Dans la seconde moitié du livre, Emmanuel Merle semble tenter de nous le faire connaître un peu mieux. On croit alors avoir la chance — enfin ! — de savoir qui est ce “je”, mais au lieu d’accéder à ses goûts, ses humeurs et ses émotions, on est frappé par son désespoir. Les maigres instants de vie sur lesquels le narrateur s’arrête se révèlent on ne peut plus glauques, à croire que ce “je” se sent seulement à l’aise dans l’expression de son malaise. On a l’impression qu’en nous faisant partager son malheur, le narrateur cherche à nous révéler une vérité universelle. Cependant, on ne se sent aucune affinité avec cet homme tout à fait dépressif pour peu qu’on ait une vision nuancée de la vie. Ce qui est frappant dans cet ouvrage, c’est la distance qui nous sépare du “je”. Au fur et à mesure que le narrateur tente de se dévoiler, il évoque des situations terribles et à plusieurs reprises, on est témoin de choses dont on se passerait bien.

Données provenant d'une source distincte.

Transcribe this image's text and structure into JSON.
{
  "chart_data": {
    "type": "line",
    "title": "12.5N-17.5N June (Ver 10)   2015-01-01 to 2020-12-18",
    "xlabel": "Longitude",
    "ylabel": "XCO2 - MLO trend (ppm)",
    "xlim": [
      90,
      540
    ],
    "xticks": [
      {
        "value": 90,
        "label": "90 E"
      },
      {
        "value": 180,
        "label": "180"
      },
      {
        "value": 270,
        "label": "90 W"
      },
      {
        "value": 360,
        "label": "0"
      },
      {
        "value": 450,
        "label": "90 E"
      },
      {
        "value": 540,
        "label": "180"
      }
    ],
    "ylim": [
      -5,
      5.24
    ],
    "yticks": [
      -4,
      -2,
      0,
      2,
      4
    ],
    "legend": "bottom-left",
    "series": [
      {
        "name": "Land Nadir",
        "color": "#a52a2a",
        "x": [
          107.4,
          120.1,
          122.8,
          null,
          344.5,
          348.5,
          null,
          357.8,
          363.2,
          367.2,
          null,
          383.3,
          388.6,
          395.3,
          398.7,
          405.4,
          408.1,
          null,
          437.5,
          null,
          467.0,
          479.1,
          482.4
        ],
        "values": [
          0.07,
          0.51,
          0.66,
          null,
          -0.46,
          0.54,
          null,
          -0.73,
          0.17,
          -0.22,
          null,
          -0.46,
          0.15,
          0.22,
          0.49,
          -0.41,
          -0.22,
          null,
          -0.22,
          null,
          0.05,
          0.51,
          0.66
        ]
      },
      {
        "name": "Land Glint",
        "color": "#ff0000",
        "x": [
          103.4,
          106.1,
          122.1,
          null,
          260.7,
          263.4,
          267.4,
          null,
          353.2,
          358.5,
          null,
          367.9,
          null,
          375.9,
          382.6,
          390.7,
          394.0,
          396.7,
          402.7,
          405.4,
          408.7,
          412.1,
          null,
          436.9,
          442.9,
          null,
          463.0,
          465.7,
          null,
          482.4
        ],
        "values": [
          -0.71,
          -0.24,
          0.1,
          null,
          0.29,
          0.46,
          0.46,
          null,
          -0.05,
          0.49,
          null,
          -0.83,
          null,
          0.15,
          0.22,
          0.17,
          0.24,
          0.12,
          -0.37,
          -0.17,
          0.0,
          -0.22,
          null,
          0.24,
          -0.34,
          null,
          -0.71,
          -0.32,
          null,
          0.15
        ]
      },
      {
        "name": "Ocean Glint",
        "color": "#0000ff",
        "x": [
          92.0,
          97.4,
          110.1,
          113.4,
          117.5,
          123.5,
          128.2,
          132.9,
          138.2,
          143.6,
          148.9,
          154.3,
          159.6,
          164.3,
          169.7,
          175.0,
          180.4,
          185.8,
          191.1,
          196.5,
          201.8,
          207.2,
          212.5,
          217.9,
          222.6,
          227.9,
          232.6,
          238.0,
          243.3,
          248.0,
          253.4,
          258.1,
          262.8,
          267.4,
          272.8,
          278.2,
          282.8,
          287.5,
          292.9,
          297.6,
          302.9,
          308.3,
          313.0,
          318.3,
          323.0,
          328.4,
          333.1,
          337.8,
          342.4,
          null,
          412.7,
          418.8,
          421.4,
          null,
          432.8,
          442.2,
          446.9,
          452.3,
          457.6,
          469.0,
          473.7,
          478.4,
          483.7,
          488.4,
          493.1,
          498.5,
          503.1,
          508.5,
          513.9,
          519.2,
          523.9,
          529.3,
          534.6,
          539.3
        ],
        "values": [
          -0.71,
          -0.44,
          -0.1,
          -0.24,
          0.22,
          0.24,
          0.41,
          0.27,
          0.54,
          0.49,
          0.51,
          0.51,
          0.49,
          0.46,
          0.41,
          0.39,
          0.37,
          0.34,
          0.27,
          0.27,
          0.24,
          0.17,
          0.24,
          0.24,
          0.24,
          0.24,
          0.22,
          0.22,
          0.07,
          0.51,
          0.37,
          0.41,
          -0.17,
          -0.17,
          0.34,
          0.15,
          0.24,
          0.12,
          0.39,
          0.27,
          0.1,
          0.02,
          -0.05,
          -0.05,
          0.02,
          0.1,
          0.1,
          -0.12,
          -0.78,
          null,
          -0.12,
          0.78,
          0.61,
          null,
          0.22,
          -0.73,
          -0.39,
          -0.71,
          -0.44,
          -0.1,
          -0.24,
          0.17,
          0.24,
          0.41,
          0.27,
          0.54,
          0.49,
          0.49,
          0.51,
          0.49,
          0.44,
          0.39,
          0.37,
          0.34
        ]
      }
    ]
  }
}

Sans doute Emmanuel Merle a-t-il voulu montrer l’extrême désespoir et son corollaire, l’intolérable violence, qui ronge notre société moderne. Mais dans ce cas, pourquoi un recueil de nouvelles ? Ne suffit-il pas d’allumer son poste de télévision ? Quoi qu’il en soit, l’auteur nous plonge dans une réalité morbide, trop souvent dénuée d’intérêt. Dans la première nouvelle par exemple, le héros se laisse partir à la dérive et sa carcasse semble être aussi bonne à jeter que ce piano qu’il traîne, avec un autre, jusqu’au bord d’un fossé. Se débarrasser de ce qui n’est plus nécessaire ? Peut-être est-ce le sens de ce récit, mais encore faut-il y penser, car rien n’y invite et il faut presque un don de devin pour comprendre cette histoire. Surtout, il faut avoir du courage pour achever chaque nouvelle et lire cet ouvrage jusqu’au bout. Les longues introductions — faut-il rappeler que l’objectif d’une nouvelle est d’aller à l’essentiel ? — lassent et on n’en finit pas d’attendre que quelque chose se passe. Sans parler du vocabulaire : les nombreuses maladresses et l’emploi de termes inappropriés rendent les images difficilement accessibles.
Géraldine Grumberg
Emmanuel Merle, Redwood, Gallimard, 2004, 114 p. — 11.40 €.